The U.S. Justice Department’s lawsuit challenging North Carolina’s controversial voter ID law is the Obama administration’s latest forceful response to a Supreme Court decision that critics say gutted the 1965 Voting Rights Act. By claiming North Carolina legislators “intentionally” discriminated against minorities, the administration has taken up another fight with a Southern state over its voting laws. “We cannot, we must not, and we will not simply stand by as the voices of those disproportionately affected by some of the proposals we’ve seen – including the North Carolina minority communities impacted by the provisions we challenge today – are shut out of the process of self-governance,” Attorney General Eric Holder said Monday.

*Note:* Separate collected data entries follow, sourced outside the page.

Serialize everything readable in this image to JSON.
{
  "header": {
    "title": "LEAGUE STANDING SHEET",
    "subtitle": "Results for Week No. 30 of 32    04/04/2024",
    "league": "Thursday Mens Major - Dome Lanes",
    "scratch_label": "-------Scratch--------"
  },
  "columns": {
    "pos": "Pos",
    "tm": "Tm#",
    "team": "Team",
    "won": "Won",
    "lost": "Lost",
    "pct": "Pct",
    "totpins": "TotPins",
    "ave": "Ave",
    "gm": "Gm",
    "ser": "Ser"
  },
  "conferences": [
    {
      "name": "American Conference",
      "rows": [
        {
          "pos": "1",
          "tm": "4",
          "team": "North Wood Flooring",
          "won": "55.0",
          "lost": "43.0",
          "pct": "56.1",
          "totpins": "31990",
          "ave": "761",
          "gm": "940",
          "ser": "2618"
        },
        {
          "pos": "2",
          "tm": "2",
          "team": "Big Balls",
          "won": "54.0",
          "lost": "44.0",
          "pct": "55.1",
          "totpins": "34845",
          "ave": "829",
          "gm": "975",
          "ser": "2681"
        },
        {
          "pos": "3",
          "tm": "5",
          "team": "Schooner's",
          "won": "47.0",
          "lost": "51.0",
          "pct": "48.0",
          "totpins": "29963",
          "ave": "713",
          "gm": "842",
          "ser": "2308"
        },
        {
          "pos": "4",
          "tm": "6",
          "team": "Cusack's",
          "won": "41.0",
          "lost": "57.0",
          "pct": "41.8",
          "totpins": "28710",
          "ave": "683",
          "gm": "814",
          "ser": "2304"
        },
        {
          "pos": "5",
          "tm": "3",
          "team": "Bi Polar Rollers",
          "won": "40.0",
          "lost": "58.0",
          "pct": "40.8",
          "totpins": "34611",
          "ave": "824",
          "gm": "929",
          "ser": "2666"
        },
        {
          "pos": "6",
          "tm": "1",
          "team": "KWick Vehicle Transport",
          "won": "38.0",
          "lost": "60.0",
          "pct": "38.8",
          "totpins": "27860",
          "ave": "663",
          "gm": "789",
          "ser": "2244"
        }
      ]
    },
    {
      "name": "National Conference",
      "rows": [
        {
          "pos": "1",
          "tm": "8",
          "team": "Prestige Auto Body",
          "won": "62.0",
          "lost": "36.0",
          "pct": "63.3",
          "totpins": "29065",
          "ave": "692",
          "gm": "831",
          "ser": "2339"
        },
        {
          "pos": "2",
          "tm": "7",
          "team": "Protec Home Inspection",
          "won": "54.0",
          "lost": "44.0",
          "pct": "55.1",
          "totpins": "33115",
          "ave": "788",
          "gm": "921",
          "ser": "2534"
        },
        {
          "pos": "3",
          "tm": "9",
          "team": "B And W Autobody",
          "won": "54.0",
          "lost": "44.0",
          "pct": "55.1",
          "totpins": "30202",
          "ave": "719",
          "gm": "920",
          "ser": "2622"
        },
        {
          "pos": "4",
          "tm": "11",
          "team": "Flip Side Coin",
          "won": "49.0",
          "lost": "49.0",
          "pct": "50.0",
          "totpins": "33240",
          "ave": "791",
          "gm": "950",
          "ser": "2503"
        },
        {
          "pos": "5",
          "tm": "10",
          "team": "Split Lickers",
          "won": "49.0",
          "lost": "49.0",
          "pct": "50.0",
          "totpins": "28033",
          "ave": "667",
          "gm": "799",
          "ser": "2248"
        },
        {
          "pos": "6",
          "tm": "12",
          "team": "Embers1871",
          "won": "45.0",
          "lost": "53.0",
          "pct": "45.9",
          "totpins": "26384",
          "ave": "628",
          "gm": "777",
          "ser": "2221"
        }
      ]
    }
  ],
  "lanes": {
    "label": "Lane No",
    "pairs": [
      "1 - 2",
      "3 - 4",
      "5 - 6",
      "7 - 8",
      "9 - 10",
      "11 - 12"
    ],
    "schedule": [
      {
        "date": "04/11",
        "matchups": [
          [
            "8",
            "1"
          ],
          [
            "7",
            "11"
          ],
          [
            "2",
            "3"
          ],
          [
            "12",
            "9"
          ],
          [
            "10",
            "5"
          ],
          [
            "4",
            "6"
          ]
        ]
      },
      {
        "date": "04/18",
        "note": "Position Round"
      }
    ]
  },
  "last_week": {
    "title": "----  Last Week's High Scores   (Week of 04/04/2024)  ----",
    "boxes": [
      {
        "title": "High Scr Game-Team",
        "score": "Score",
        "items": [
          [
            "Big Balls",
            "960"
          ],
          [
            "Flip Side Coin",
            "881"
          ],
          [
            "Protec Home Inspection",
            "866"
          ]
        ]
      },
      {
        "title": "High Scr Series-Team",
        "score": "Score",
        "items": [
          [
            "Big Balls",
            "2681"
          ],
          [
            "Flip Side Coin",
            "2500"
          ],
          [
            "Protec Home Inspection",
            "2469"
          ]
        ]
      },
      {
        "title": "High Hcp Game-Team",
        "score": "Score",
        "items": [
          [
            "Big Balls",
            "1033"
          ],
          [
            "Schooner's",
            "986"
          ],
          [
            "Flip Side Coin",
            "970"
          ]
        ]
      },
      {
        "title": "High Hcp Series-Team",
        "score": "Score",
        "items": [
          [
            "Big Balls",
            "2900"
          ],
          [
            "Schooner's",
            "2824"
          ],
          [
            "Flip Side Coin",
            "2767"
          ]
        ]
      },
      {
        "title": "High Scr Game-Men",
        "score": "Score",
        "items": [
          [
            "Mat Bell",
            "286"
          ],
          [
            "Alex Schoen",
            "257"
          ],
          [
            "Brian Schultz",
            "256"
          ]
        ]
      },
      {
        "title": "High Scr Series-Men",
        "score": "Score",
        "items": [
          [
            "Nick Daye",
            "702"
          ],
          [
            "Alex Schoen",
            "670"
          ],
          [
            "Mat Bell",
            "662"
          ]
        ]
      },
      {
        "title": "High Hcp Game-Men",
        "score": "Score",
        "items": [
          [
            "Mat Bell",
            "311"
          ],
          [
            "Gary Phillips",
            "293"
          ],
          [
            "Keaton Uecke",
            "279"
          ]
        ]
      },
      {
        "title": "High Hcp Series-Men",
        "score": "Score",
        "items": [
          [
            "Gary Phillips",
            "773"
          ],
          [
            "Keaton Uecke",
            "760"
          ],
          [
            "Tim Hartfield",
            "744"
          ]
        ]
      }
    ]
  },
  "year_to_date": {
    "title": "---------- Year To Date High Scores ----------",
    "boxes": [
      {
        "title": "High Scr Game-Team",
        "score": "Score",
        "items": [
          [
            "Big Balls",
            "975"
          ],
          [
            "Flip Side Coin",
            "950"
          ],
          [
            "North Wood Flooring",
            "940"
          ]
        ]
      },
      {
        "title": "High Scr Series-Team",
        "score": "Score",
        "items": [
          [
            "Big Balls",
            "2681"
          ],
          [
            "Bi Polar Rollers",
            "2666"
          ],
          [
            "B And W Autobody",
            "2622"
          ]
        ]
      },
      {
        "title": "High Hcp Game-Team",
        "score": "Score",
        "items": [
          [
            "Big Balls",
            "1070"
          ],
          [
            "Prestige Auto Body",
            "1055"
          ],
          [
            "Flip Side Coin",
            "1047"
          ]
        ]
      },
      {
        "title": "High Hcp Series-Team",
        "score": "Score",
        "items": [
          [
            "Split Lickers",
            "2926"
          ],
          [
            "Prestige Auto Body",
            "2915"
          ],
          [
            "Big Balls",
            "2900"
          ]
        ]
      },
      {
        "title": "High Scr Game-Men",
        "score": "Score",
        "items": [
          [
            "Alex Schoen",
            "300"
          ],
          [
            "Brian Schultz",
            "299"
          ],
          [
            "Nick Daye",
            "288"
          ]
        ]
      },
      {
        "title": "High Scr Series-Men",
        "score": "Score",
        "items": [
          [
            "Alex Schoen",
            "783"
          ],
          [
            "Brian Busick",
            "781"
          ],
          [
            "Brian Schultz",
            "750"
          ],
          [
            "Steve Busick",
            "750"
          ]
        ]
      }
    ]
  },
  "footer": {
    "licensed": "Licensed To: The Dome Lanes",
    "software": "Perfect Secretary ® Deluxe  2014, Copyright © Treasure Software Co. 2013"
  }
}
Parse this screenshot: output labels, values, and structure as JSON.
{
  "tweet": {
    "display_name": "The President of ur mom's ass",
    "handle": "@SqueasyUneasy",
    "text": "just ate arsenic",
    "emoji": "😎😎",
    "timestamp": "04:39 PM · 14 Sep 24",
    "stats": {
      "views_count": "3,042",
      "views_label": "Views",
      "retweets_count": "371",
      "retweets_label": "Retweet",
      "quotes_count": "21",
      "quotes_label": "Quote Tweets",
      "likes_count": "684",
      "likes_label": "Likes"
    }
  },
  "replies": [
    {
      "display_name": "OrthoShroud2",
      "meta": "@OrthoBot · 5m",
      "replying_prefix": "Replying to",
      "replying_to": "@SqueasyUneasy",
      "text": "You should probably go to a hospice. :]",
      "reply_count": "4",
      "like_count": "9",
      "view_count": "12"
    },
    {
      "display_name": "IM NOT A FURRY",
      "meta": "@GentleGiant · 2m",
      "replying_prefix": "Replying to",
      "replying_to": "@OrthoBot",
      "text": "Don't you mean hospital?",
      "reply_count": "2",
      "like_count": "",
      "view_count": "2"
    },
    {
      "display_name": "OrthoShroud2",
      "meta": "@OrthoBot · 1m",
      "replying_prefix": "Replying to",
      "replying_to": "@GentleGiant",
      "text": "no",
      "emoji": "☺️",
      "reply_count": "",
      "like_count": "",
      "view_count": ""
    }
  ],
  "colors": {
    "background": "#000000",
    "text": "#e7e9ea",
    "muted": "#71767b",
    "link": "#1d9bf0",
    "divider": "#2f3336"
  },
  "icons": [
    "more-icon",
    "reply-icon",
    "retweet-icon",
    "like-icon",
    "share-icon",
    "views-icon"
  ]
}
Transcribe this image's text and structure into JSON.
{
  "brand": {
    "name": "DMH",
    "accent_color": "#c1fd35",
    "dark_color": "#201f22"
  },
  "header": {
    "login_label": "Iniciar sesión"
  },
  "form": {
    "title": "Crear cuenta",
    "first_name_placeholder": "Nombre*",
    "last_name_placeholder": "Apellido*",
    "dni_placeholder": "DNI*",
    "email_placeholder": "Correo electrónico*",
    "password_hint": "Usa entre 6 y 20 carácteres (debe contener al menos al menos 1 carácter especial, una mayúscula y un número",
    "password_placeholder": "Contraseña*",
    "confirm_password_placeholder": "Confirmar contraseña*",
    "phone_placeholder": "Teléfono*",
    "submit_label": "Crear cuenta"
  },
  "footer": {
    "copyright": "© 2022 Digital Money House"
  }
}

The North Carolina ID law was signed by Gov. Pat McCrory in August, two months after the Supreme Court struck down parts of the Voting Rights Act that required jurisdictions with a history of discrimination, many of them in the South, to seek federal approval before changing voter laws.
Holder called the Supreme Court decision flawed and said the lawsuit will ask that a court impose that “preclearance” requirement on North Carolina.
The Justice Department is challenging a number of the law’s provisions: a requirement that voters show a valid, government-issued ID before casting a vote; elimination of a week of early voting and same-day registration during early voting; and restrictions on counting provisional ballots mistakenly cast in the right county but in the wrong precinct.